In the interests of efficacy, a great deal of politics in recent years has been professionalized. Experts devise policies, lobbyists make the case to politicians, politicians fight for legislation, and lawyers file lawsuits in the courts to either enforce or overturn regulations. On the level of pure results it is a strategy that has worked well for progressives: much of the tangible progress in working conditions, protecting the environment, and attaining civil rights for women, minorities, and, to a lesser extent, gays has come from this professional model of political change. Think, for example, of the lawyer-driven landmark ruling of Brown v. Board of Education in 1954 that desegregated schools, or the environmental litigation and policies of the early 1970s that paved the way for the Environmental Protection Agency. But this strategy has a cost: it has made the game of politics a bore. It has separated the ends—life, liberty, and the pursuit of happiness for all citizens— from the means: an insider’s game of reports, briefs, and bills. It has taken the game away from the very people for whom it is ostensibly being played.

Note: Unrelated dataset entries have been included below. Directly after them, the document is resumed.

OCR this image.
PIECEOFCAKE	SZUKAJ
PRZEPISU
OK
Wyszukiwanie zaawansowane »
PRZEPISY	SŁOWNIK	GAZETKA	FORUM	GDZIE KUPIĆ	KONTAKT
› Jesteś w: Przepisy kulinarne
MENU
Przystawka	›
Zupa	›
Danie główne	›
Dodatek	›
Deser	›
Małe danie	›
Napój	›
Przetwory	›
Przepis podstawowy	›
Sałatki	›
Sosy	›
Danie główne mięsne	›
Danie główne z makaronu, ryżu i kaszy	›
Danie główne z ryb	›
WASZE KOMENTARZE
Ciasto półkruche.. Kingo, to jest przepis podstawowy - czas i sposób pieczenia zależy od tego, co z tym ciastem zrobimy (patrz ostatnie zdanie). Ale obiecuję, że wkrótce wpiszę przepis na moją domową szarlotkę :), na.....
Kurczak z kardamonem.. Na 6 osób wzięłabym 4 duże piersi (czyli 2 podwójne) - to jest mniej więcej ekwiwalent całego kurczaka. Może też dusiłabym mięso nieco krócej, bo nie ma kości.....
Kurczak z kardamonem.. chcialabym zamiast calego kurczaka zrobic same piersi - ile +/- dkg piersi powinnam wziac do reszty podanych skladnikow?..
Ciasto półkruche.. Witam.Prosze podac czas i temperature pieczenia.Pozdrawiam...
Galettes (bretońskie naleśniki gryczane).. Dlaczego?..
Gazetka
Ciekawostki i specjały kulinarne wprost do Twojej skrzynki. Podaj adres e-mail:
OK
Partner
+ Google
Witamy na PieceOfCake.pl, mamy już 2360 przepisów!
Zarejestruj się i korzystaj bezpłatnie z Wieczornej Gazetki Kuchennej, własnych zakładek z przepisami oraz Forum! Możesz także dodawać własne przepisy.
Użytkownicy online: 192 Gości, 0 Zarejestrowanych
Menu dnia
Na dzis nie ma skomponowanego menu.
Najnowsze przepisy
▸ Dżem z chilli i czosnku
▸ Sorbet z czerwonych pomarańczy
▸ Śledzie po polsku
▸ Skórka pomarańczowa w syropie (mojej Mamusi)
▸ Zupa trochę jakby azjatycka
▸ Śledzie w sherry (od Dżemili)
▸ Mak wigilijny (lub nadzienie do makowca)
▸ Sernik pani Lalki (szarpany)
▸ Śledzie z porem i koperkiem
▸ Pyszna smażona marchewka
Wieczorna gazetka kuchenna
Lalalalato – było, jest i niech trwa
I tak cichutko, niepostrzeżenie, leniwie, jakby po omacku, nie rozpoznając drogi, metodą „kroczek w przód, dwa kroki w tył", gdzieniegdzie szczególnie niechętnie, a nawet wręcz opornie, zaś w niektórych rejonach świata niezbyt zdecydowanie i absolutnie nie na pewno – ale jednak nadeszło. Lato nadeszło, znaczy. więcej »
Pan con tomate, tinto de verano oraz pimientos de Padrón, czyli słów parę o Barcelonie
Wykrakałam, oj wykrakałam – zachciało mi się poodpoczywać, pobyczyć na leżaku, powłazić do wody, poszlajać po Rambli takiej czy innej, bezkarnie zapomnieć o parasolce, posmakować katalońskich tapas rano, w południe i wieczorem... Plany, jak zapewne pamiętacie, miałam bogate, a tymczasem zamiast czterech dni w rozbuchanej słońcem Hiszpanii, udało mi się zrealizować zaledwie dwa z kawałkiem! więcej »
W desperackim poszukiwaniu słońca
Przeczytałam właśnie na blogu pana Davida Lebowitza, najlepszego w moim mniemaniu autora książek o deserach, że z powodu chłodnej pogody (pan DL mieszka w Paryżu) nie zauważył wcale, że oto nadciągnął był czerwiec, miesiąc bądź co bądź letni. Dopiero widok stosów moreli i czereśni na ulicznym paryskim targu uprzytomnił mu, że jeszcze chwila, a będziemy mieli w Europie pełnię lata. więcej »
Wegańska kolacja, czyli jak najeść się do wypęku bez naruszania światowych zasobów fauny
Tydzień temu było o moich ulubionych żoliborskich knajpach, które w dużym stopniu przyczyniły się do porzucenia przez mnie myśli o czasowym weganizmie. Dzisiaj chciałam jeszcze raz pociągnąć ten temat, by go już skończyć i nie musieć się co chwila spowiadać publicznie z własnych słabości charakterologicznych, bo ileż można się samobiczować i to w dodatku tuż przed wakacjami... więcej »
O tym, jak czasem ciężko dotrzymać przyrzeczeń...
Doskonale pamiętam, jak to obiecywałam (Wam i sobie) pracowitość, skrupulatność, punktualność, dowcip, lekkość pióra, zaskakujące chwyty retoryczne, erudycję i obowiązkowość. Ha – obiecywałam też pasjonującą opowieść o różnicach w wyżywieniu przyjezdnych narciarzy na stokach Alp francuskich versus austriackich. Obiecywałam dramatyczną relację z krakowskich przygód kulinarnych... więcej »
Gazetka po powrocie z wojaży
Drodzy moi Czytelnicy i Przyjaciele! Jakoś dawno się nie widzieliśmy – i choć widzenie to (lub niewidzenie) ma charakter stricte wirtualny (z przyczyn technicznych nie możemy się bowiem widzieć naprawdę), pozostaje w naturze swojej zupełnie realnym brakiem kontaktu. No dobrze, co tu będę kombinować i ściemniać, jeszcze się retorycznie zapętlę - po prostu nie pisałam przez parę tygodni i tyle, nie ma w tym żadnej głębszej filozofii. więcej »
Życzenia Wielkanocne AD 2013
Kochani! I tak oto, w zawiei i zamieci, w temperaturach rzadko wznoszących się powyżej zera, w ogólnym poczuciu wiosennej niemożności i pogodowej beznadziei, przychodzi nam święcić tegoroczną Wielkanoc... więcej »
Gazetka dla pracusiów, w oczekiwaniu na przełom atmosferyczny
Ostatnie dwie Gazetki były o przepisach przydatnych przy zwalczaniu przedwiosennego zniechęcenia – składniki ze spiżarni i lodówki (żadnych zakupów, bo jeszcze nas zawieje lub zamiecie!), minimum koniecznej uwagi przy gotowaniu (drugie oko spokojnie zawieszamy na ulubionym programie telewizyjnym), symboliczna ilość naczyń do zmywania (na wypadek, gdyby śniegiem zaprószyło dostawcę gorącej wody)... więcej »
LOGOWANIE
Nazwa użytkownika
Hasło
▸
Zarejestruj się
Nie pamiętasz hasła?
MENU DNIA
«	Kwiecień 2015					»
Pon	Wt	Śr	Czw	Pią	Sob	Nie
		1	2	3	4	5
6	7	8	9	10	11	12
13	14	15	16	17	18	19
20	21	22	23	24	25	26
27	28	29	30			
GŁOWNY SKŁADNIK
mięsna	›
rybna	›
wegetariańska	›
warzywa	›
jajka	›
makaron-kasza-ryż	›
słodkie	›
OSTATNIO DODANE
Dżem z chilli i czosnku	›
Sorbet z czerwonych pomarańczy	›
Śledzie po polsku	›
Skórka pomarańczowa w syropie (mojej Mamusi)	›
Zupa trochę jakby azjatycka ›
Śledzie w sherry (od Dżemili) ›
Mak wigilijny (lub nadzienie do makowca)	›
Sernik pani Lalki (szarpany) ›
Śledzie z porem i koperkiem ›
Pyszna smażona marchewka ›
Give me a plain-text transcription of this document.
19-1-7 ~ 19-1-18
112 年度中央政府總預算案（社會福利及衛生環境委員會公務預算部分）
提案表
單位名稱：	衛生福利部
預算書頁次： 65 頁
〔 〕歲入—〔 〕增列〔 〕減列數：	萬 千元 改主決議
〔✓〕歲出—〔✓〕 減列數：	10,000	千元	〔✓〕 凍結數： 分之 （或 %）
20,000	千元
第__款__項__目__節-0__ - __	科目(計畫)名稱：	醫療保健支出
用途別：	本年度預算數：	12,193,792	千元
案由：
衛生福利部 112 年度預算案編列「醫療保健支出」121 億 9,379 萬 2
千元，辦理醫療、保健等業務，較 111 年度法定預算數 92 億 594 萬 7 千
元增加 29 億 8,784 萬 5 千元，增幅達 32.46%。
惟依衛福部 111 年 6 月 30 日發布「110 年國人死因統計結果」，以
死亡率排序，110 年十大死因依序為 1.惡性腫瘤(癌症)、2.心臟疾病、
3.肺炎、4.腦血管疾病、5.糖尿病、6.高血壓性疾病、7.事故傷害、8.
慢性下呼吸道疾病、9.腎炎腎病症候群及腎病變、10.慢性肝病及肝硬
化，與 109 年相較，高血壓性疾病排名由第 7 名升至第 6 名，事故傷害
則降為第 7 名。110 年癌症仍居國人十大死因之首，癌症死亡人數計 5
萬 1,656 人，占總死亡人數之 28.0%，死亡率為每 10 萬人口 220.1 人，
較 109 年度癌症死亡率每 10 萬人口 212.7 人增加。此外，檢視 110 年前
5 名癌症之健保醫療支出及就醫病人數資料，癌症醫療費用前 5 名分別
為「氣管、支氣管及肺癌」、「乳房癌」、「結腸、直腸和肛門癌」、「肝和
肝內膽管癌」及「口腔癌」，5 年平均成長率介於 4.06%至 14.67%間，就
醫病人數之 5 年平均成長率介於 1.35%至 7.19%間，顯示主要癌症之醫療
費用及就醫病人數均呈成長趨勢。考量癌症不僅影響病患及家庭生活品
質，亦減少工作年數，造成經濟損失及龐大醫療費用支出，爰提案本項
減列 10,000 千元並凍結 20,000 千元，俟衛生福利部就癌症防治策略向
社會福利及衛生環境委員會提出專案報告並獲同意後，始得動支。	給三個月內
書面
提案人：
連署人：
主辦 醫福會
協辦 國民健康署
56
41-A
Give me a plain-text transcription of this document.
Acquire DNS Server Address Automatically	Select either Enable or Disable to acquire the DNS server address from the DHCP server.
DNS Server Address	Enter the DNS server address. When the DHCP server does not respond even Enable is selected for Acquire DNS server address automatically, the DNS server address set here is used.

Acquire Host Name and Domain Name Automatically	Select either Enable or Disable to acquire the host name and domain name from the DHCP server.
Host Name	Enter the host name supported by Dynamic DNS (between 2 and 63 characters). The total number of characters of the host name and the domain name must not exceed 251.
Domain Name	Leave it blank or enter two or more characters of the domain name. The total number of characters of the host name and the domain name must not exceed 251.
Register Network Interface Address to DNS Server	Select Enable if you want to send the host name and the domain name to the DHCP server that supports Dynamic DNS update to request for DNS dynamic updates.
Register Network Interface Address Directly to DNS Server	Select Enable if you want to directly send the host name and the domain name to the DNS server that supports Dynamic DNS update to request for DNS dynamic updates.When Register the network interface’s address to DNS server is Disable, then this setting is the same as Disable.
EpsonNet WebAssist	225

Fashioning a politics that learns from and draws upon the popular attraction of video games means considering more than just end goals. Universal health care, free education, or a more equitable economy are worthy objectives. But we also have to give serious consideration to how we reach these targets—that is: how we do politics. We need to rethink progressive politics in terms of the quality of our gameplay. Perhaps one of the reasons progressive are not winning much these days is that lately our game isn’t much fun to play.
The intense pleasure gamers get out of playing video games suggest that if a game offers power, excitement, and the room to explore, people will play evening after evening after evening, almost regardless of the results. Perhaps the problem is not that people don’t want to get involved in politics, but rather that they don’t want to take part in a professionalized politics so interested in efficiency that there is no space for them, or they don’t want to spend time in a political world so cramped that there’s no freedom to explore and discover, to know or master. People don’t get involved in politics because the process, both figuratively and literally, does not involve them.
Making radical politics into a game that demands participation, allows for “players” autonomy, and is, above all, fun, is, perhaps ironically, exactly what is necessary to take winning seriously.